Impero asbugico, Francia e Russia (dalla Pace di Westfalia) avevano considerato quello spazio, diviso e frammentato, nulla più che una zona cuscinetto su cui scaricare le reciproche tensioni. Da questo vacuum geopolitico, grazie al genio di Bismarck, avrebbe preso forma la nazione economicamente più dinamica d’Europa, con un potente apparato bellico, ma afflitta da un grave peccato originario: un profondo senso di insicurezza in grado di condizionare in modo determinante le sue opzioni strategiche. Allo stesso modo, il sentimento preminente dei vicini nei confronti di questo nuovo ingombrante Paese divenne la paura. Durante il XX secolo, tutta la storia dell’Europa è stata determinata da questi stati d’animo collettivi che, in quanto dettati dalla geografia, purtroppo avevano e hanno una propria razionalità: i leader tedeschi sono sempre stati consapevoli del fatto che non avrebbero mai potuto contrastare un attacco congiunto di Russia e Francia, e allo stesso tempo – percependo l’ostilità dei propri vicini (alimentata da una presenza tanto incombente) – sapevano che, prima o poi, quella tenaglia avrebbe provato a stritolarli.

La Germania non avrebbe mai permesso alla Francia e alla Russia di scegliere come e dove attaccare: guidati dalla propria paura, i tedeschi hanno dato vita a una strategia incentrata sulla deterrenza strategica e sul primato dell’attacco preventivo. E il Reno è diventato – come insegna Giuseppe Sacco – una di quelle «frontiere dell’Europa del sangue versato» per esorcizzare le quali è, tra l’altro, nato quel peculiare esperimento post-storico e post-identitario che è la Comunità europea. Proprio al tempo delle celebrazioni franco-tedesche di Verdun, il già citato Jünger – invitato all’Eliseo da François Mitterrand – confesserà di avere «la sensazione di essere atterrato nel secolo sbagliato e non nel Paese giusto, di essere atterrato persino sul pianeta sbagliato»; è interessante la risposta del Presidente francese: «Ai tempi di Napoleone sareste senz’altro stato un maresciallo dell’Impero», e la successiva chiosa di Jünger che purtroppo – nel cambiare dei secoli – i marescialli erano diventati «tutt’altra cosa: se penso a Tuchacevskij, se penso a Rommel, non ho nemmeno bisogno di risalire a Ney e a Murat»: quest’ultimi alla fine si erano sacrificati per il loro Napoleone, il russo e il tedesco dal loro Napoleone avevano ricevuto la condanna a morte.
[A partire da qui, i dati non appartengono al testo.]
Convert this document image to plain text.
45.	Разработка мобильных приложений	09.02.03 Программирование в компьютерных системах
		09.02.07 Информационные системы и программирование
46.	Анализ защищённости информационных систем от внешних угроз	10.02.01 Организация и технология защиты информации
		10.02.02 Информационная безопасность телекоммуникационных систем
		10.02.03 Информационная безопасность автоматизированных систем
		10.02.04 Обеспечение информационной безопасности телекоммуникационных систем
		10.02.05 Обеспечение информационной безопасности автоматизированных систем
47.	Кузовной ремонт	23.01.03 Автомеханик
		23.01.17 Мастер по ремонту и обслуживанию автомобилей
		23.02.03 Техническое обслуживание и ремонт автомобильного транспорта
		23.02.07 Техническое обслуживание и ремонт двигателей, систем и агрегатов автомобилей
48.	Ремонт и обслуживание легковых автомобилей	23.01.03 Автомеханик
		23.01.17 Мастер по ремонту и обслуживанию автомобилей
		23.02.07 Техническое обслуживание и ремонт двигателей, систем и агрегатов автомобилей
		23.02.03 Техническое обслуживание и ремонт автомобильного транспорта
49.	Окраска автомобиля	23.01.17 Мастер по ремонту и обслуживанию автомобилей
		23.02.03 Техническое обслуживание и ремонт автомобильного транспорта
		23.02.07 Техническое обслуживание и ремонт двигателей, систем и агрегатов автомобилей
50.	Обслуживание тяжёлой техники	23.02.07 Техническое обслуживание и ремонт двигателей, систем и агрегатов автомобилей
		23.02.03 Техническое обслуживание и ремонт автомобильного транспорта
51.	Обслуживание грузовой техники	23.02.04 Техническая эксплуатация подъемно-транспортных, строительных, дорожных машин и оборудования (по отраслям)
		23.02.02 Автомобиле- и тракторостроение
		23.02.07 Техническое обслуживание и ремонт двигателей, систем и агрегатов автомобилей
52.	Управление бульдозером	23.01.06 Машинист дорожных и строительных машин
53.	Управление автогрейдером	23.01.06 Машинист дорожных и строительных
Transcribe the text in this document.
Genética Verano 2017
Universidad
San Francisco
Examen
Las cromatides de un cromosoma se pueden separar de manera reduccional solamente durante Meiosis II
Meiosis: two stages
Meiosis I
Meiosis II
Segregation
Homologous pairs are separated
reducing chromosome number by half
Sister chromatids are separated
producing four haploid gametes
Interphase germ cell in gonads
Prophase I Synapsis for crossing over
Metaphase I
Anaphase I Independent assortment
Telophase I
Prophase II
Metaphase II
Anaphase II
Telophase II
Come abbiamo già ricordato, leggere dell’Imperatore significa leggere di uomini che si sacrificarono e morirono per lui, così come di altri che congiurarono e lo tradirono. Da spettatori non visti, assistiamo a una parata, al corteo trionfale di una volontà in cui si manifesta la spaventosa profondità della potenza e della forza; riecheggiano così le parole del giovane Hegel: «Ho visto l’Imperatore, quest’anima del mondo, uscire dalla città per andare in ricognizione. È una sensazione meravigliosa vedere un tale individuo che qui, concentrato in un punto, seduto su un cavallo, si irradia sul mondo e lo domina».

Il Romanticismo avrebbe cercato i suoi eroi nel Medioevo, in realtà ne avrebbe visti nascere di esemplari al tramonto dell’Epoca dei Lumi. Un’ultima raccomandazione, viviamo in un’epoca che ha un rapporto problematico con la Storia e che forse dovrebbe riscoprire la saggezza contenuta nella visione di Marc Bloch: «Non comprendiamo mai abbastanza. Chi è diverso da noi – straniero, avversario – passa, quasi necessariamente, per un cattivo. Anche per condurre le lotte che non si possono evitare, un po’ più di intelligenza delle anime sarebbe necessaria; a maggior ragione, per evitarle, quando si è ancora in tempo. La storia, purché rinunci alle sue false arie da arcangelo, deve aiutarci a guarire a questo difetto. Essa è una vasta esperienza delle varietà umane, un luogo di incontro fra gli uomini. La vita, come la scienza, ha tutto da guadagnare dal fatto che questo incontro sia fraterno».